Given the size of the already accumulated imbalances I think a stop to this madness of fiat money creation would be painful at first but hugely beneficial in the long run. I am the last to say that no risk of a very painful deflationary correction exists. But a correction is now unavoidable in any case, and every other policy option will make the endgame only worse. Even if I am wrong on the near-term outlook on inflation and even if all this money-printing does not lead to higher inflation readings imminently, it will still be a hugely disruptive policy. Money injections obstruct the dissolution of imbalances and invariably add new imbalances to the economy, including new debt and capital misallocations, that will make even more aggressive money printing necessary in the future.
The nationalization of money and credit
Herein lies a fundamental contradiction in our present system: The desire for constant inflation and constant credit expansion requires that the banks be shielded from the effects of their own business errors. Allowing capitalism’s most efficient regulators, profit and loss, to do the regulating, would mean that banks could face the risk of bankruptcy – this is, of course, the ultimate disciplinary force in capitalism. This could then lead to balance sheet correction and thus periods of deflation. Ergo, banks cannot be capitalist enterprises at full risk of bankruptcy as long as constant credit growth and inflation are the overriding policy goals. The constant growth of the banking sector must be guaranteed by the state through the unlimited provision of bank reserves from a lender-of-last resort central bank.

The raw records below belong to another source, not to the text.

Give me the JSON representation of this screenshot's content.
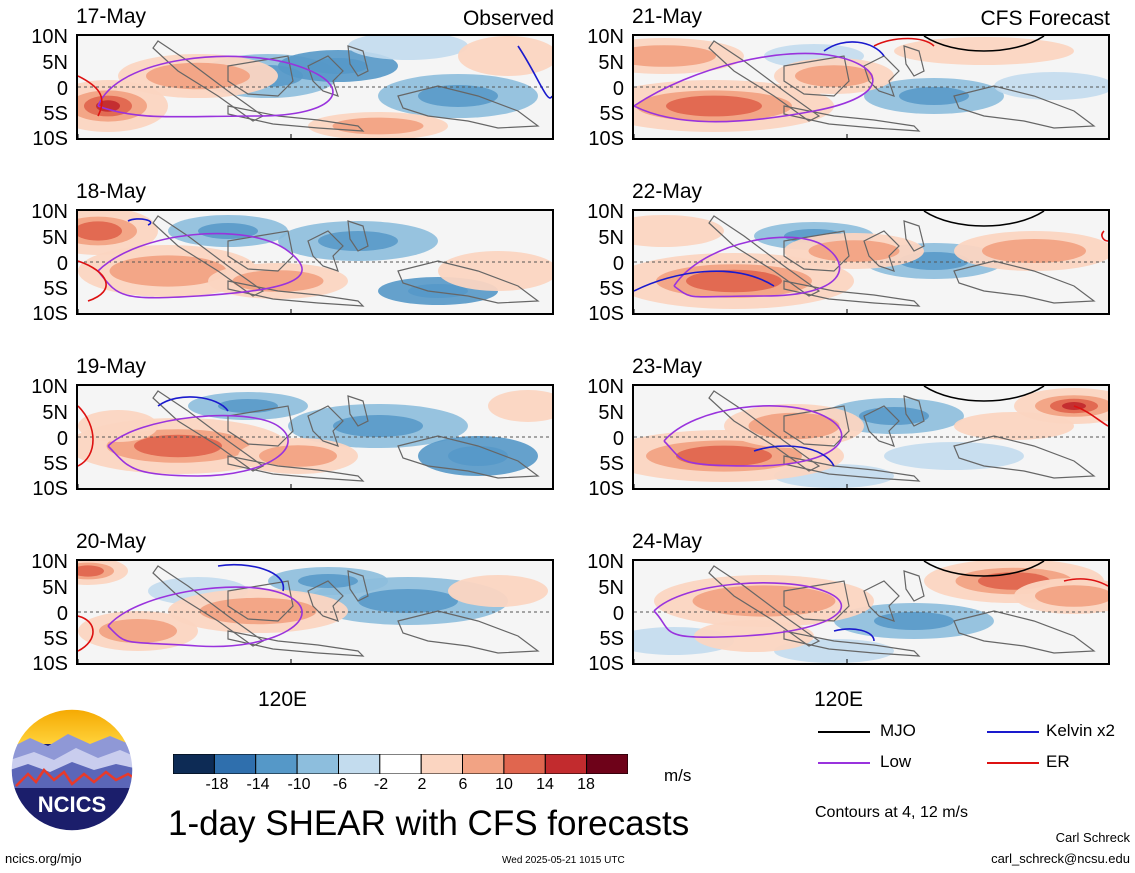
{
  "headers": {
    "observed": "Observed",
    "forecast": "CFS Forecast"
  },
  "lat_labels": [
    "10N",
    "5N",
    "0",
    "5S",
    "10S"
  ],
  "lon_label": "120E",
  "panels_left": [
    {
      "date": "17-May"
    },
    {
      "date": "18-May"
    },
    {
      "date": "19-May"
    },
    {
      "date": "20-May"
    }
  ],
  "panels_right": [
    {
      "date": "21-May"
    },
    {
      "date": "22-May"
    },
    {
      "date": "23-May"
    },
    {
      "date": "24-May"
    }
  ],
  "colorbar": {
    "ticks": [
      "-18",
      "-14",
      "-10",
      "-6",
      "-2",
      "2",
      "6",
      "10",
      "14",
      "18"
    ],
    "colors": [
      "#0d2b55",
      "#2f6fad",
      "#5598c8",
      "#8dbedd",
      "#c3dcee",
      "#ffffff",
      "#fbd5c1",
      "#f2a384",
      "#e0664f",
      "#c22b2e",
      "#6e0219"
    ],
    "unit": "m/s"
  },
  "legend": {
    "items": [
      {
        "label": "MJO",
        "color": "#000000"
      },
      {
        "label": "Kelvin x2",
        "color": "#1a1acd"
      },
      {
        "label": "Low",
        "color": "#9933dd"
      },
      {
        "label": "ER",
        "color": "#dd1111"
      }
    ],
    "contours_note": "Contours at 4, 12 m/s"
  },
  "logo_text": "NCICS",
  "title": "1-day SHEAR with CFS forecasts",
  "footer": {
    "url": "ncics.org/mjo",
    "timestamp": "Wed 2025-05-21 1015 UTC",
    "author": "Carl Schreck",
    "email": "carl_schreck@ncsu.edu"
  }
}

That banks get ever bigger, that they routinely hand out multi-million dollar bonuses, and that they frequently get bailed out, is not a result of the greed of the bankers – a stupid explanation anyway, only satisfactory to the intellectually challenged and perennially envious – but is integral to the fiat money system.
Banking under state protection ultimately means banking under state control. In the end it means state banking. And this is where we are going.
Last week the Federal Reserve and the Bank of England announced plans to tighten the control over the balance sheet management and the risk-taking of private banks. This is just the beginning, believe me. The nationalization of money and credit will intensify in 2012 and beyond. More regulation, more restriction, more control. Not only in defence of the bankrupt banks but also the bankrupt state. We will see curbs on trading, short-selling restrictions and various forms of capital controls.
A system of state fiat money is incompatible with capitalism. As the end of the present fiat money system is fast approaching the political class and the policy bureaucracy will try and defend it with everything at their disposal. For the foreseeable future, capitalism will, sadly, be the loser.
The conclusion from everything we have seen in 2011 is unquestionably that the global monetary system is on thin ice. Whether the house of cards will come tumbling down in 2012 nobody can say. When concerns about the fundability of the state and the soundness of fiat money, fully justified albeit still strangely subdued, finally lead to demands for higher risk premiums, upward pressure on interest rates will build. This will threaten the overextended credit edifice and will probably be countered with more aggressive central bank intervention. That is when it will get really interesting.
We live in dangerous times. Stay safe and enjoy the holidays.
In the meantime, the debasement of paper money continues.